Wednesday, June 17, 2009

Epistemic authority

Jerry Coyne has a really solid post up on the problem of conceding authority to faith and faith-based views titled "Does religion have greater “epistemic authority” than science in some areas?" In short: faith-based authority on most matters is null because it lacks any evidentiary grounding. It's a game of "he said, s/he said" and fantasy. The lack of hard corroborable evidence for supernaturalistic beliefs - religion, astrology, astral projection, UFOs, ghosts, etc. - removes its epistemological authority.

1 comments:

Anonymous said...

Right--and Coyne quotes from the writing of Tom Clark, which is dense but lucid and worth reading (link below)"Reality and Its Rivals:
Putting Epistemology First

Being epistemically responsible – not taking appearances at face value and seeking external confirmation for belief – inevitably pushes us toward intersubjectivity and science. This in turn increases the plausibility of the claim that there’s nothing over and above the natural world, what science shows to exist.


About the most crucial distinction we can make as cognitive creatures is between appearance and reality, between how things seem and how they really are, between subjectivity and objectivity . . .

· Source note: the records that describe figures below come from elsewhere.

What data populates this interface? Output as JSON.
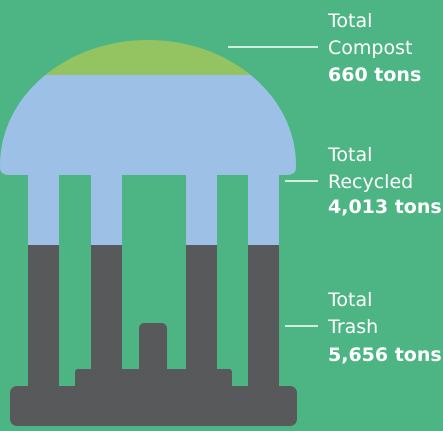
{
  "items": [
    {
      "lines": [
        "Total",
        "Compost"
      ],
      "amount": "660 tons"
    },
    {
      "lines": [
        "Total",
        "Recycled"
      ],
      "amount": "4,013 tons"
    },
    {
      "lines": [
        "Total",
        "Trash"
      ],
      "amount": "5,656 tons"
    }
  ]
}
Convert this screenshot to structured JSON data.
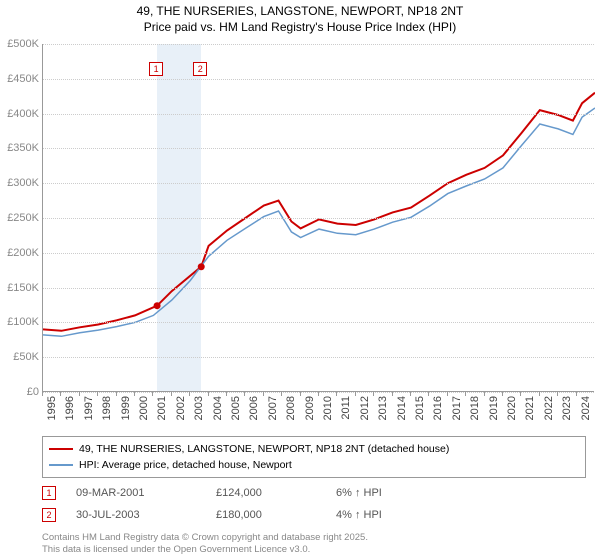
{
  "chart": {
    "type": "line",
    "title_line1": "49, THE NURSERIES, LANGSTONE, NEWPORT, NP18 2NT",
    "title_line2": "Price paid vs. HM Land Registry's House Price Index (HPI)",
    "title_fontsize": 12,
    "background_color": "#ffffff",
    "grid_color": "#cccccc",
    "axis_color": "#999999",
    "xlim": [
      1995,
      2025
    ],
    "ylim": [
      0,
      500000
    ],
    "ytick_step": 50000,
    "y_ticks": [
      "£0",
      "£50K",
      "£100K",
      "£150K",
      "£200K",
      "£250K",
      "£300K",
      "£350K",
      "£400K",
      "£450K",
      "£500K"
    ],
    "x_ticks": [
      "1995",
      "1996",
      "1997",
      "1998",
      "1999",
      "2000",
      "2001",
      "2002",
      "2003",
      "2004",
      "2005",
      "2006",
      "2007",
      "2008",
      "2009",
      "2010",
      "2011",
      "2012",
      "2013",
      "2014",
      "2015",
      "2016",
      "2017",
      "2018",
      "2019",
      "2020",
      "2021",
      "2022",
      "2023",
      "2024"
    ],
    "highlight_band": {
      "from_year": 2001.2,
      "to_year": 2003.6,
      "color": "#e8f0f8"
    },
    "series": [
      {
        "name": "property",
        "label": "49, THE NURSERIES, LANGSTONE, NEWPORT, NP18 2NT (detached house)",
        "color": "#cc0000",
        "line_width": 2,
        "points": [
          [
            1995,
            90000
          ],
          [
            1996,
            88000
          ],
          [
            1997,
            93000
          ],
          [
            1998,
            97000
          ],
          [
            1999,
            103000
          ],
          [
            2000,
            110000
          ],
          [
            2001.2,
            124000
          ],
          [
            2002,
            145000
          ],
          [
            2003.6,
            180000
          ],
          [
            2004,
            210000
          ],
          [
            2005,
            232000
          ],
          [
            2006,
            250000
          ],
          [
            2007,
            268000
          ],
          [
            2007.8,
            275000
          ],
          [
            2008.5,
            245000
          ],
          [
            2009,
            235000
          ],
          [
            2010,
            248000
          ],
          [
            2011,
            242000
          ],
          [
            2012,
            240000
          ],
          [
            2013,
            248000
          ],
          [
            2014,
            258000
          ],
          [
            2015,
            265000
          ],
          [
            2016,
            282000
          ],
          [
            2017,
            300000
          ],
          [
            2018,
            312000
          ],
          [
            2019,
            322000
          ],
          [
            2020,
            340000
          ],
          [
            2021,
            372000
          ],
          [
            2022,
            405000
          ],
          [
            2023,
            398000
          ],
          [
            2023.8,
            390000
          ],
          [
            2024.3,
            415000
          ],
          [
            2025,
            430000
          ]
        ]
      },
      {
        "name": "hpi",
        "label": "HPI: Average price, detached house, Newport",
        "color": "#6699cc",
        "line_width": 1.5,
        "points": [
          [
            1995,
            82000
          ],
          [
            1996,
            80000
          ],
          [
            1997,
            85000
          ],
          [
            1998,
            89000
          ],
          [
            1999,
            94000
          ],
          [
            2000,
            100000
          ],
          [
            2001,
            110000
          ],
          [
            2002,
            132000
          ],
          [
            2003,
            160000
          ],
          [
            2004,
            195000
          ],
          [
            2005,
            218000
          ],
          [
            2006,
            235000
          ],
          [
            2007,
            252000
          ],
          [
            2007.8,
            260000
          ],
          [
            2008.5,
            230000
          ],
          [
            2009,
            222000
          ],
          [
            2010,
            234000
          ],
          [
            2011,
            228000
          ],
          [
            2012,
            226000
          ],
          [
            2013,
            234000
          ],
          [
            2014,
            244000
          ],
          [
            2015,
            251000
          ],
          [
            2016,
            267000
          ],
          [
            2017,
            285000
          ],
          [
            2018,
            296000
          ],
          [
            2019,
            306000
          ],
          [
            2020,
            322000
          ],
          [
            2021,
            354000
          ],
          [
            2022,
            385000
          ],
          [
            2023,
            378000
          ],
          [
            2023.8,
            370000
          ],
          [
            2024.3,
            395000
          ],
          [
            2025,
            408000
          ]
        ]
      }
    ],
    "sale_markers": [
      {
        "num": "1",
        "year": 2001.2,
        "value": 124000,
        "date": "09-MAR-2001",
        "price": "£124,000",
        "change": "6% ↑ HPI"
      },
      {
        "num": "2",
        "year": 2003.6,
        "value": 180000,
        "date": "30-JUL-2003",
        "price": "£180,000",
        "change": "4% ↑ HPI"
      }
    ],
    "marker_color": "#cc0000",
    "footnote_line1": "Contains HM Land Registry data © Crown copyright and database right 2025.",
    "footnote_line2": "This data is licensed under the Open Government Licence v3.0."
  }
}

. . . most religions and non-empirically grounded worldviews also claim objectivity; after all, that’s a primary function of a worldview: to provide a picture of what’s real. But these worldviews sometimes claim modes of knowing that reveal the existence of realms outside nature, or that support understandings of nature, and human nature, that sometimes contradict mainstream science. Scientists, science-promoting organizations, and those interested in getting at the truth about the world have a direct interest in assessing the reliability of such modes of knowing, as I’ve done above. Why? Because they want to make sure they’re not missing the cognitive boat in some respect. To openly question religious epistemology isn’t an unfair inquisition against religion or an attack on First Amendment freedoms of conscience, but a necessary defense of a precious and hard-won cultural resource: the epistemic virtue of submitting factual claims to tests which best insure their reliability. If there are other or better tests than what intersubjective empiricism, exemplified by science, has devised, scientists and other free inquirers want to know about them. On the other hand, if a religious or otherwise non-empirical epistemology isn’t a reliable guide to reality, that’s vitally important for people to know. In an interconnected global society, too much depends, both practically and ethically, on staying undeceived about the nature of the world and ourselves. The question of epistemology – of how we know what we know – has to be put front and center.